Het wezen van het geluk
Het wezen van geluk
Uw Levensleer, Walter Farrell en Martin J. Healy
Geluk: het doel van het mensdom
Met de liefhebbende vrijgevigheid van een Heer, wiens rijkdom nooit vermindert, hoeveel Hij ook aan anderen uitdeelt, heeft God de mens gemaakt als een beeld van zichzelf, een wezen met verstand en vrije wil, met het vermogen om zichzelf te besturen; en dan met een overmaat als het ware van goddelijke edelmoedigheid, heeft Hij aan de mens een aandeel geschonken in het bestuur van de stoffelijke wereld. “Laat Ons de mens maken als Ons beeld, op Ons gelijkend; hij heerse over de vissen van de zee, de vogels in de lucht, de viervoetige dieren, en over heel de aarde met alles, wat er op kruipt. En God schiep de mens als Zijn beeld; als het beeld van God schiep Hij hem; man en vrouw schiep Hij hen.” (Gen. 1, 26-27)

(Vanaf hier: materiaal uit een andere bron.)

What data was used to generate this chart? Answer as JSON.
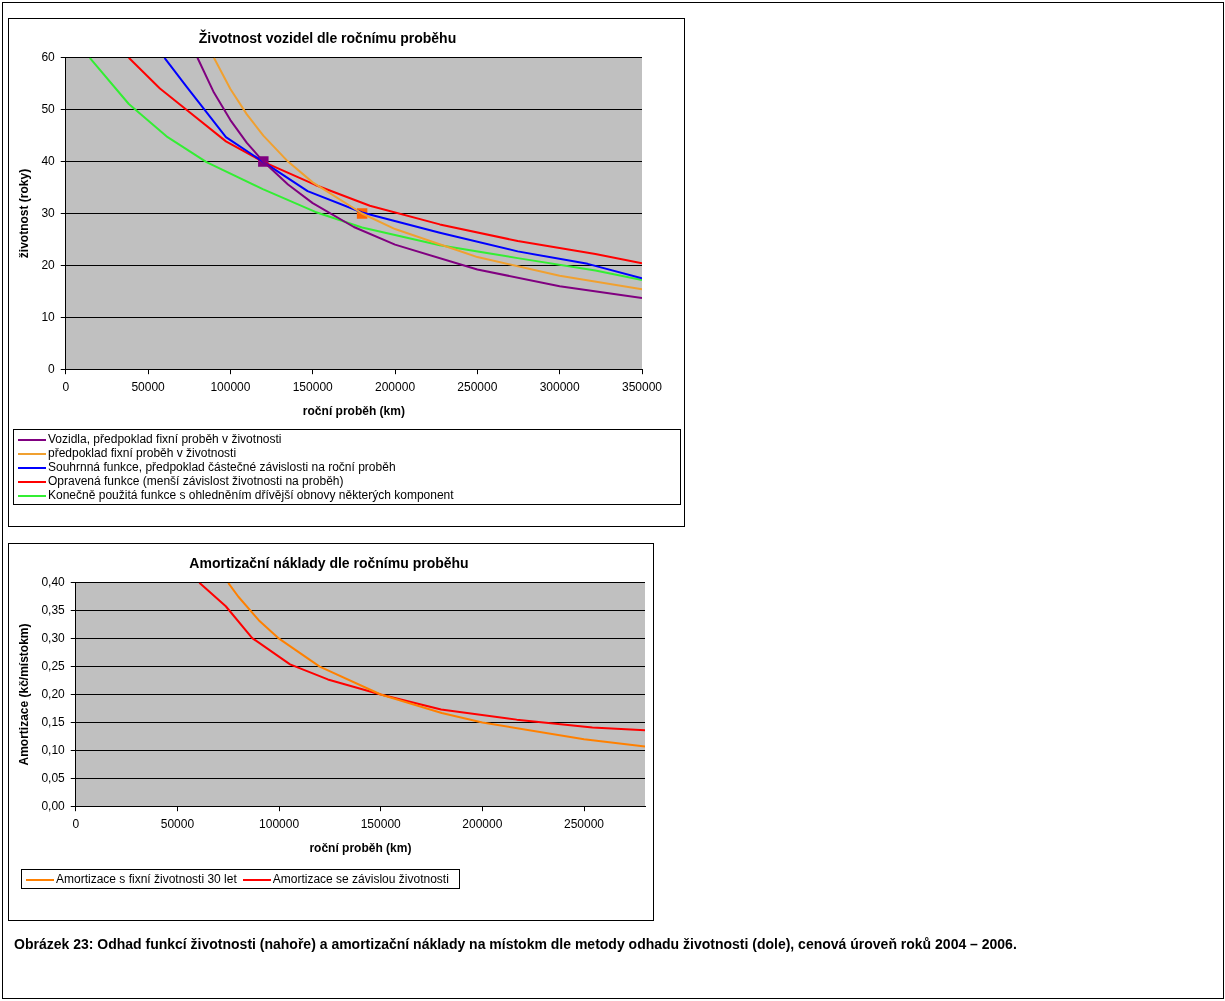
{
  "chart_data": [
    {
      "type": "line",
      "title": "Životnost vozidel dle ročnímu proběhu",
      "xlabel": "roční proběh (km)",
      "ylabel": "životnost (roky)",
      "xlim": [
        0,
        350000
      ],
      "xticks": [
        0,
        50000,
        100000,
        150000,
        200000,
        250000,
        300000,
        350000
      ],
      "ylim": [
        0,
        60
      ],
      "yticks": [
        0,
        10,
        20,
        30,
        40,
        50,
        60
      ],
      "grid": "y",
      "legend": "bottom",
      "marker": "none",
      "line_style": "solid",
      "series": [
        {
          "name": "Vozidla, předpoklad fixní proběh v životnosti",
          "color": "#800080",
          "x": [
            80000,
            90000,
            100000,
            110000,
            120000,
            135000,
            150000,
            175000,
            200000,
            250000,
            300000,
            350000
          ],
          "values": [
            60,
            53.3,
            48,
            43.6,
            40,
            35.6,
            32,
            27.4,
            24,
            19.2,
            16,
            13.7
          ]
        },
        {
          "name": "předpoklad fixní proběh v životnosti",
          "color": "#f0a030",
          "x": [
            90000,
            100000,
            110000,
            120000,
            135000,
            150000,
            180000,
            200000,
            250000,
            300000,
            350000
          ],
          "values": [
            60,
            54,
            49.1,
            45,
            40,
            36,
            30,
            27,
            21.6,
            18,
            15.4
          ]
        },
        {
          "name": "Souhrnná funkce, předpoklad částečné závislosti na roční proběh",
          "color": "#0000ff",
          "x": [
            60000,
            73700,
            97300,
            119700,
            146900,
            180000,
            227200,
            274500,
            317000,
            350000
          ],
          "values": [
            60,
            54.3,
            44.7,
            40,
            34.3,
            30.2,
            26.3,
            22.7,
            20.3,
            17.5
          ]
        },
        {
          "name": "Opravená funkce (menší závislost životnosti na proběh)",
          "color": "#ff0000",
          "x": [
            38300,
            57200,
            73700,
            97300,
            119700,
            151600,
            184700,
            227200,
            274500,
            321700,
            350000
          ],
          "values": [
            60,
            54.1,
            49.9,
            43.9,
            40,
            35.5,
            31.5,
            27.9,
            24.7,
            22.2,
            20.4
          ]
        },
        {
          "name": "Konečně použitá funkce s ohledněním dřívější obnovy některých komponent",
          "color": "#33ee33",
          "x": [
            14600,
            38300,
            61900,
            85500,
            119700,
            151600,
            180000,
            227200,
            274500,
            321700,
            350000
          ],
          "values": [
            60,
            51.1,
            44.7,
            39.9,
            34.7,
            30.3,
            27.3,
            23.9,
            21.4,
            19,
            17.2
          ]
        },
        {
          "type": "scatter",
          "marker": "square",
          "color": "#800080",
          "x": [
            120000
          ],
          "values": [
            40
          ]
        },
        {
          "type": "scatter",
          "marker": "square",
          "color": "#ff6600",
          "x": [
            180000
          ],
          "values": [
            30
          ]
        }
      ]
    },
    {
      "type": "line",
      "title": "Amortizační náklady dle ročnímu proběhu",
      "xlabel": "roční proběh (km)",
      "ylabel": "Amortizace (kč/místokm)",
      "xlim": [
        0,
        280000
      ],
      "xticks": [
        0,
        50000,
        100000,
        150000,
        200000,
        250000
      ],
      "ylim": [
        0,
        0.4
      ],
      "yticks": [
        {
          "value": 0,
          "label": "0,00"
        },
        {
          "value": 0.05,
          "label": "0,05"
        },
        {
          "value": 0.1,
          "label": "0,10"
        },
        {
          "value": 0.15,
          "label": "0,15"
        },
        {
          "value": 0.2,
          "label": "0,20"
        },
        {
          "value": 0.25,
          "label": "0,25"
        },
        {
          "value": 0.3,
          "label": "0,30"
        },
        {
          "value": 0.35,
          "label": "0,35"
        },
        {
          "value": 0.4,
          "label": "0,40"
        }
      ],
      "grid": "y",
      "legend": "bottom",
      "marker": "none",
      "line_style": "solid",
      "annotations": [
        "Obrázek 23: Odhad funkcí životnosti (nahoře) a amortizační náklady na místokm dle metody odhadu životnosti (dole), cenová úroveň roků 2004 – 2006."
      ],
      "series": [
        {
          "name": "Amortizace s fixní životnosti 30 let",
          "color": "#ff8000",
          "x": [
            75000,
            80000,
            90000,
            100000,
            120000,
            150000,
            180000,
            200000,
            250000,
            280000
          ],
          "values": [
            0.4,
            0.375,
            0.333,
            0.3,
            0.25,
            0.2,
            0.167,
            0.15,
            0.12,
            0.107
          ]
        },
        {
          "name": "Amortizace se závislou životnosti",
          "color": "#ff0000",
          "x": [
            60800,
            73800,
            86800,
            105400,
            124000,
            150000,
            179700,
            216900,
            254100,
            280000
          ],
          "values": [
            0.4,
            0.358,
            0.301,
            0.254,
            0.227,
            0.2,
            0.173,
            0.155,
            0.141,
            0.136
          ]
        }
      ]
    }
  ]
}
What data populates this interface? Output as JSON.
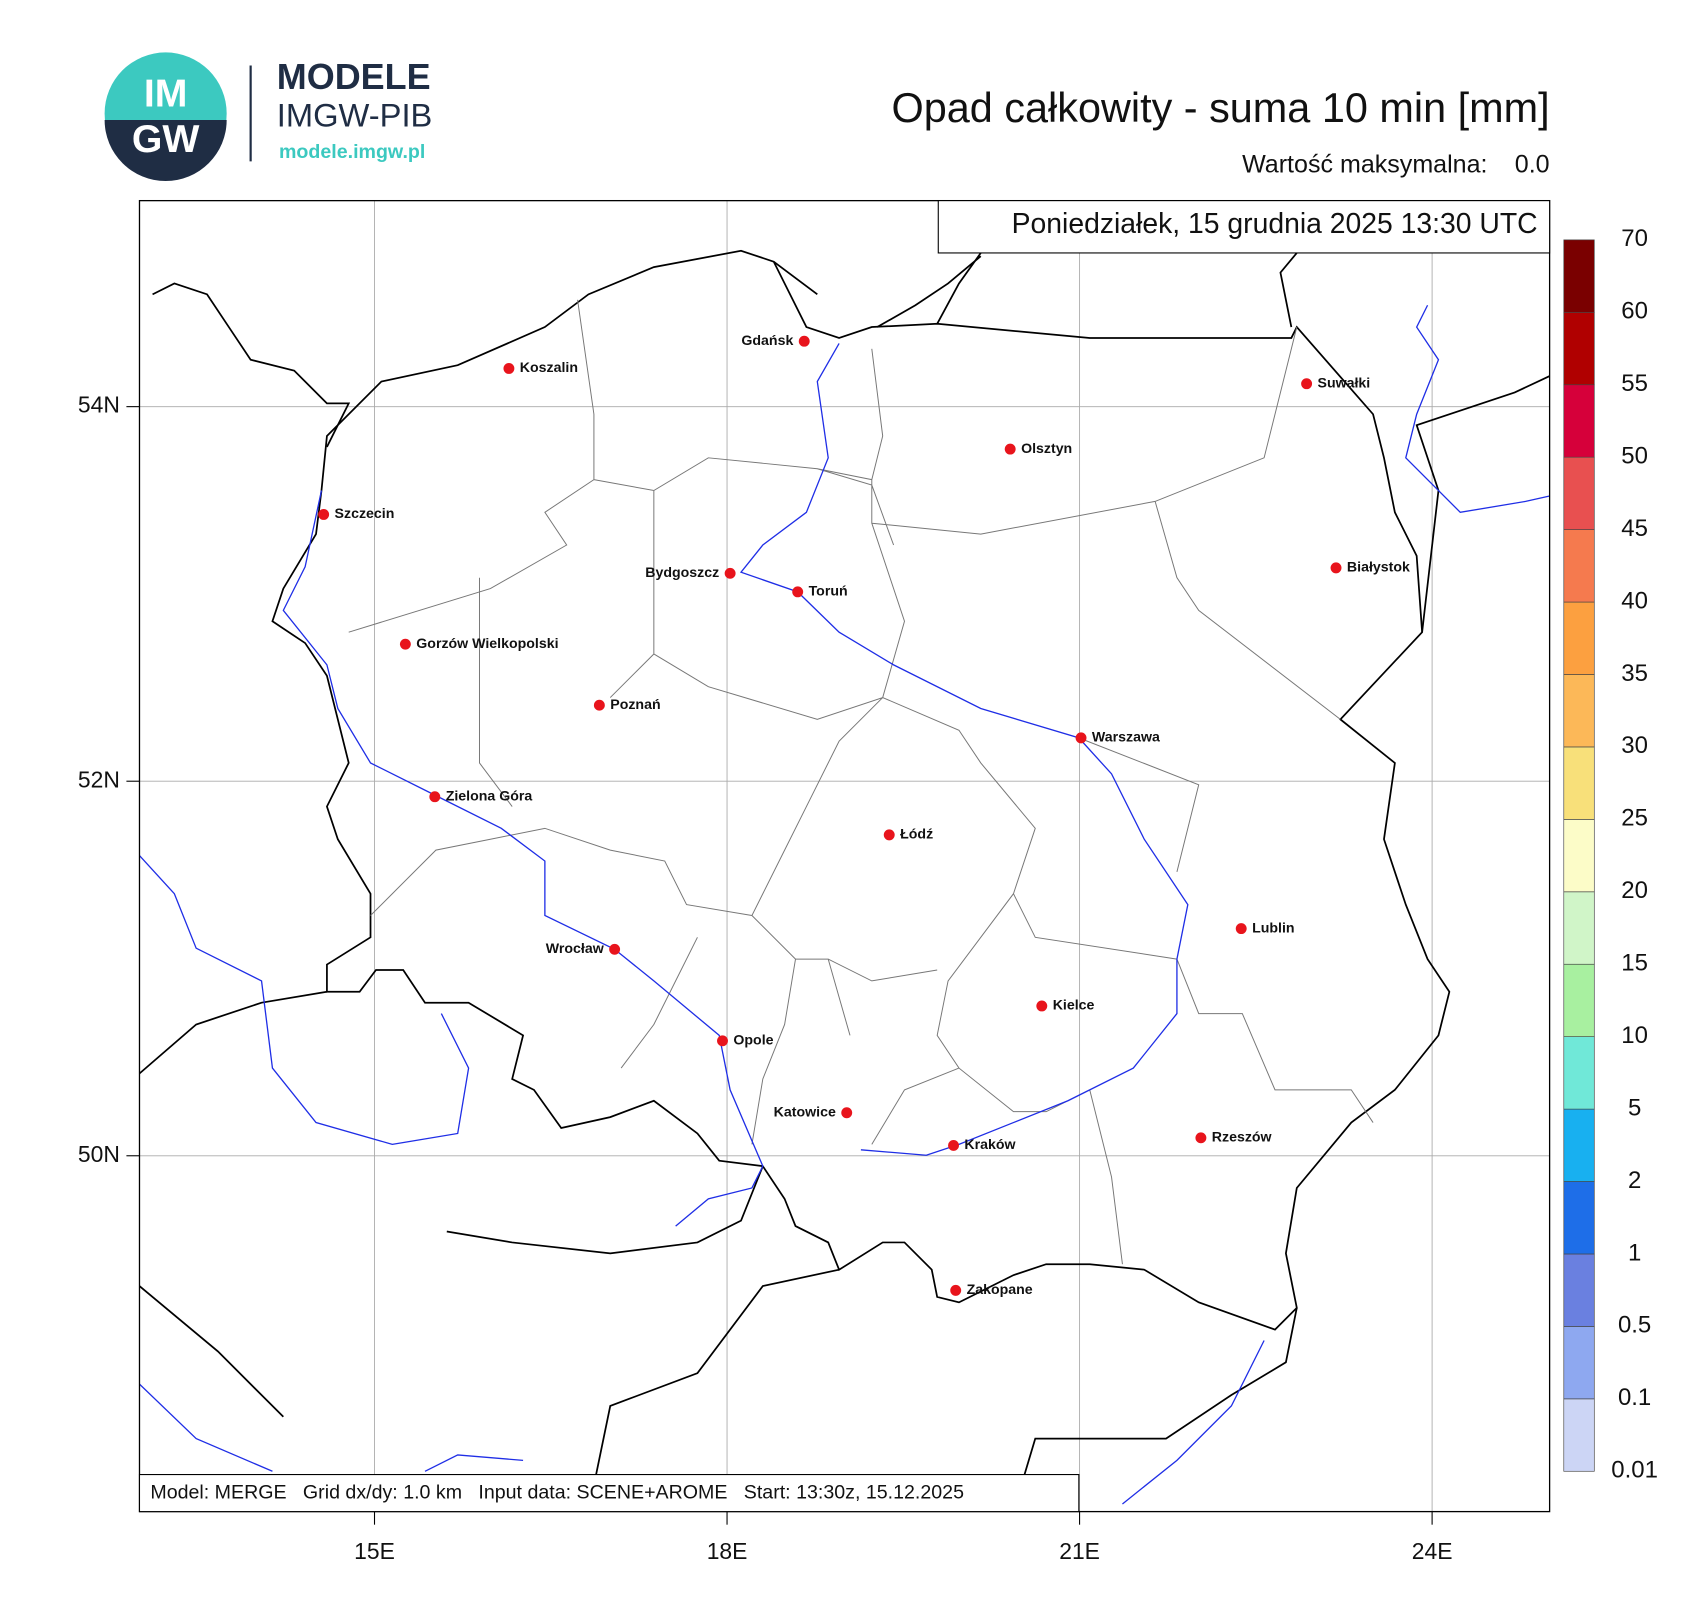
{
  "header": {
    "logo_top": "IM",
    "logo_bottom": "GW",
    "brand": "MODELE",
    "brand_sub": "IMGW-PIB",
    "url": "modele.imgw.pl"
  },
  "title": "Opad całkowity - suma 10 min [mm]",
  "max_label": "Wartość maksymalna:",
  "max_value": "0.0",
  "date": "Poniedziałek, 15 grudnia 2025 13:30 UTC",
  "footer": "Model: MERGE   Grid dx/dy: 1.0 km   Input data: SCENE+AROME   Start: 13:30z, 15.12.2025",
  "map": {
    "xlim": [
      13,
      25
    ],
    "ylim": [
      48.1,
      55.1
    ],
    "xticks": [
      {
        "value": 15,
        "label": "15E"
      },
      {
        "value": 18,
        "label": "18E"
      },
      {
        "value": 21,
        "label": "21E"
      },
      {
        "value": 24,
        "label": "24E"
      }
    ],
    "yticks": [
      {
        "value": 50,
        "label": "50N"
      },
      {
        "value": 52,
        "label": "52N"
      },
      {
        "value": 54,
        "label": "54N"
      }
    ],
    "grid": true,
    "cities": [
      "Gdańsk",
      "Koszalin",
      "Suwałki",
      "Olsztyn",
      "Szczecin",
      "Białystok",
      "Bydgoszcz",
      "Toruń",
      "Gorzów Wielkopolski",
      "Poznań",
      "Warszawa",
      "Zielona Góra",
      "Łódź",
      "Lublin",
      "Wrocław",
      "Kielce",
      "Opole",
      "Katowice",
      "Kraków",
      "Rzeszów",
      "Zakopane"
    ],
    "city_color": "#e8141c"
  },
  "colorbar": {
    "levels": [
      0.01,
      0.1,
      0.5,
      1,
      2,
      5,
      10,
      15,
      20,
      25,
      30,
      35,
      40,
      45,
      50,
      55,
      60,
      70
    ],
    "colors": [
      "#ccd5f5",
      "#8ea8f0",
      "#6a80e0",
      "#1e6ee8",
      "#18b0f0",
      "#70e8d8",
      "#a8f0a0",
      "#d0f5c8",
      "#fcfcc8",
      "#f8e07a",
      "#fcb858",
      "#fca040",
      "#f57a4e",
      "#e85050",
      "#d6003a",
      "#b00000",
      "#7a0000"
    ]
  }
}
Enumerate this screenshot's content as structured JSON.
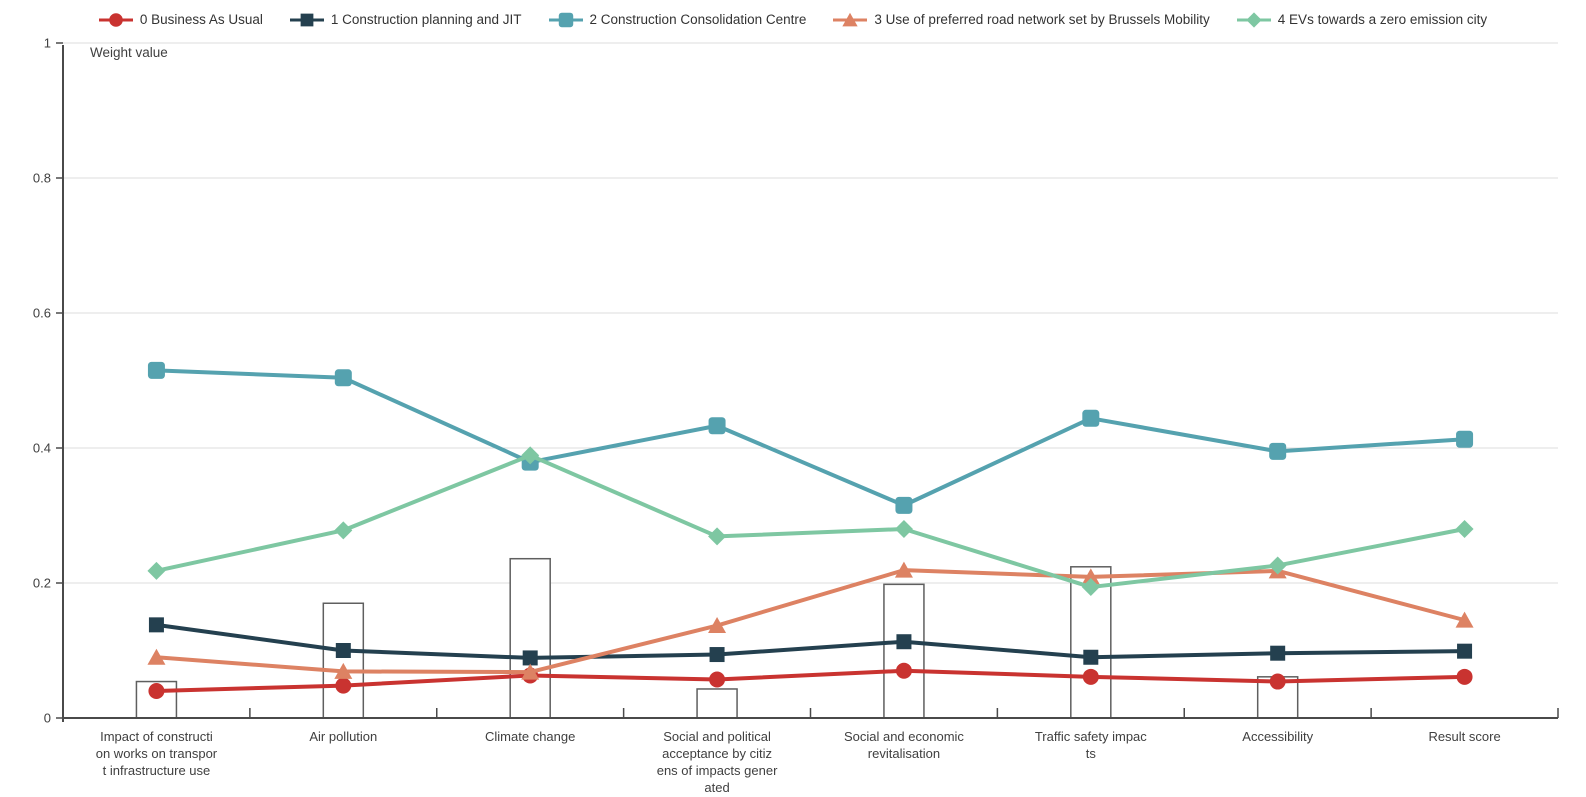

In de lange geschiedenis van de mens op aarde lezen wij het verhaal van zijn inspanningen om de aarde te bevolken en haar aan zich te onderwerpen. Bij het opkomen en ondergaan van keizer- en koninkrijken, bij het op en neer golven van beschavingen en culturen, en zelfs bij de lichte rimpelingen in de wijde zee van het leven, teweeggebracht door de individuele daden van individuele mensen, zien wij hoe de mens meester tracht te worden over zichzelf en over de wereld, die God hem heeft geschonken. En of de mens zijn werk in de wereld nu goed of armzalig doet, wij weten dat de wereld glorie brengt aan God; want God is de absolute Meester over Zijn wereld.
Maar wanneer wij de verbijsterende ingewikkeldheid van het werk van de mens en de veelvuldige motieven die hem tot daden brengen zien, kunnen we niet nalaten de vraag te stellen, welke innerlijke drijfkracht de mens bij zijn werken beweegt. Werkt een arme slechts voor een korst brood of voor een dak boven zijn hoofd? Zoekt de rijke alleen maar een grote reserve op te bouwen bij zijn rijkdom? Stelt de losbol slechts belang in plezier? Is macht het enige doel van de eerzuchtige? Als het mensdom werkelijk één is, als alle mensen werkelijk dezelfde natuur bezitten, wat is dan de sleutel tot al hun daden?
Onder de veelvuldige en zelfs tegenstrijdige verlangens van de mensen kunnen wij het éne verlangen zien, dat aan alle menselijke verlangens eenheid en betekenis, kracht en beslistheid geeft. Alle mensen zoeken hetgeen zij zoeken om één reden: zij menen dat het hun voldoening zal schenken, zij geloven dat het vervullen van hun verlangens hen gelukkig zal maken. Geluk is het doel van alle menselijke activiteit, juist in zover zij menselijk, dat wil zeggen vrij en welbewust is. Het kind dat met zijn neus tegen de etalage van een snoepwinkel gedrukt staat, zoekt niet precies die chocolade, maar geluk. De mijnwerker in het binnenste van de aarde zoekt niet slechts kolen, maar geluk.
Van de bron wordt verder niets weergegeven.